“Herd mentality” may not bring an end to coronavirus, despite President Trump’s slip of the tongue, but the phenomenon is never more real than during election season. In the bubble of opinion pollsters, pundits and the commentariat, a conventional wisdom usually forms about what is going to happen — and it is often wrong. The trauma of the shock Trump victory in 2016, missed by most of the media and pollsters, looms large.
So what is the evidence about who is going to win in seven weeks’ time? Which way is the “herd” really facing? Currently the national polls show Biden ahead by 6-8 points; in the battleground states that will decide the election it’s closer, but he’s still solidly ahead. There’s a lot that can still happen, but in the coming weeks are the polls and media narrative more likely to be underplaying, or overplaying the chances of a Trump re-election? To find out, I spoke to some of the world’s leading experts — including one notable dissenting voice.
Watch the full interview below
Nate Silver runs FiveThirtyEight, perhaps the most famous polling website in the world; he faced a good deal of criticism after his 2016 eve-of-election model gave Hillary a 71.4% chance of winning the election (he’s keen to point out that this was lower than many other models — the New York Times had her at 85%, others at 99%). Right now, FiveThirtyEight gives Trump a 24% chance of winning, and Biden is at 76%.
“It’s a weird election because it’s a little hard to diagnose exactly what the conventional wisdom is,” he tells me. “There’s a meme that everybody is overconfident on Biden, but in fact… people are quite cautious on Biden.”

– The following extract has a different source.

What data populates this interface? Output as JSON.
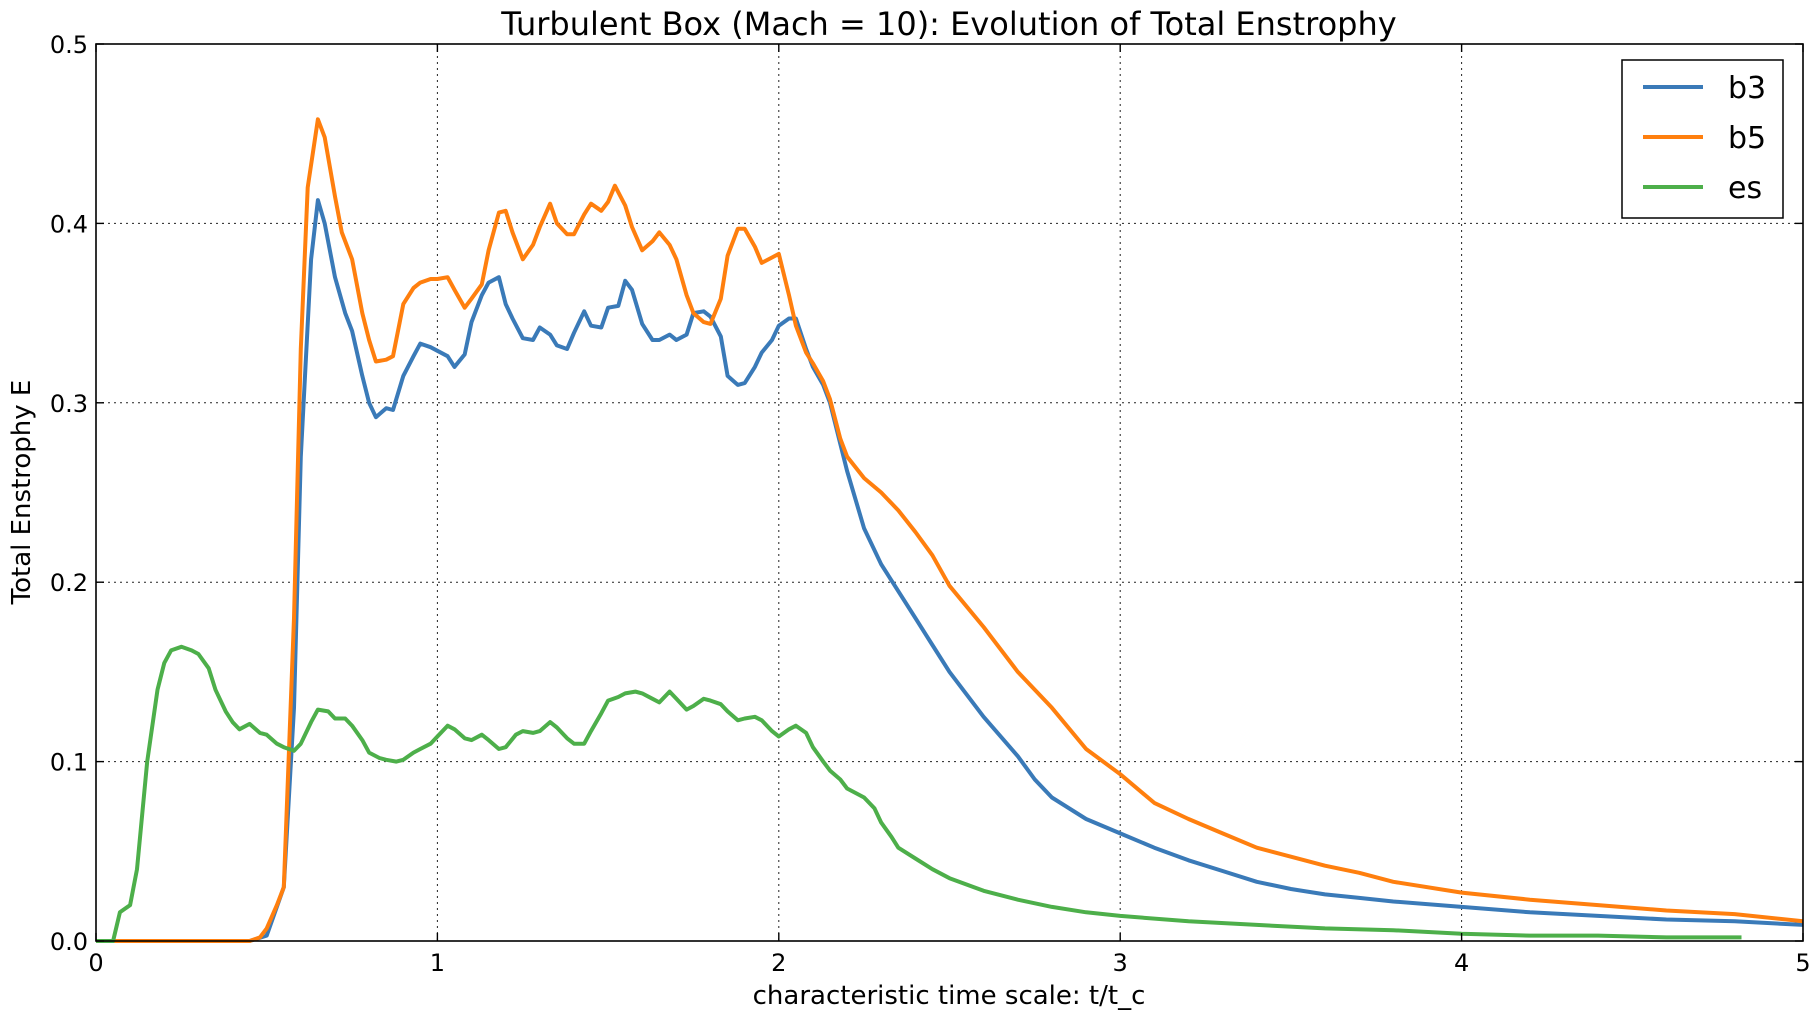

“If you go to betting markets, they have Biden as only about a 55% favourite. To me that seems hard to justify, low on Biden. He is up by 9 points — he does have disadvantages like the electoral college but I don’t think that quite computes… When our model was released, everyone kind of nodded and said, ‘70% seems about right to me’ … So for better or worse, our forecast and the conventional wisdom are aligned.”
But not everyone in Washington sees it that way. Republicans tend to think that the conventional wisdom is, once again, under-rating the chances of a Trump victory. The pollster-of-choice for this view is Robert Cahaly of Trafalgar Group. He may be a contrarian voice, but he deserves to be taken seriously: he was one of the few in 2016 to correctly call the crucial Trump wins in Michigan and Pennsylvania. His polls show Trump narrowly ahead, and winning enough of the battleground states to secure a victory in November.